I was trying to prove by induction that

$ $ T(n) = \begin{cases} 1 &\quad\text{if } n\leq 1\ T\left(\lfloor\frac{n}{2}\rfloor\right) + n &\quad\text{if } n\gt1 \ \end{cases} $ $ is $ \Omega(n)$ implying that $ \exists c>0, \exists m\geq 0\,\,|\,\,T(n) \geq cn \,\,\forall n\geq m$

Base case : $ T(1) \geq c1 \implies c \leq 1$

Now we shall assume that $ T(k) = \Omega(k) \implies T(k) \geq ck \,\,\forall k < n$ and prove that $ T(n) = \Omega(n)$ .

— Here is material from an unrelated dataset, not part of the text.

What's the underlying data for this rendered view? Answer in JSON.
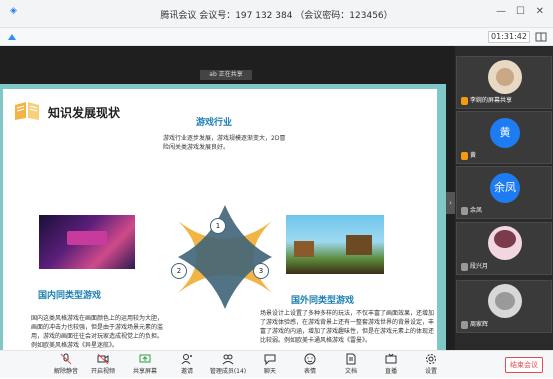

$ $ T(n) = T(\lfloor{\frac{n}{2}}\rfloor) + n \geq c\lfloor{\frac{n}{2}}\rfloor + n \geq c \frac{n}{2} -1 + n \geq n\left(\frac{c}{2} – \frac{1}{n} + 1\right) \geq^{?} cn\ c \leq 2 – \frac{2}{n} $ $

So we have proved that $ T(n) \geq c n$ in :

1) The base case for $ c \leq 1$

2) The inductive step for $ c \leq 2 – \frac{2}{n}$

Yet we have to find a value that satisfies them both for all $ n\geq 1$ , the book suggest such value is $ c = 1$ which to me is not true since :

$ $ 1 \leq 1\1\leq2 – \frac{2}{n}\implies 1 \leq 0 \text{ for n = 1} $ $

My guess would be $ 0$ but is not an acceptable value; So we just say its $ \Omega(n)$ but for $ n \gt 1$ ?Or how can we deal with it?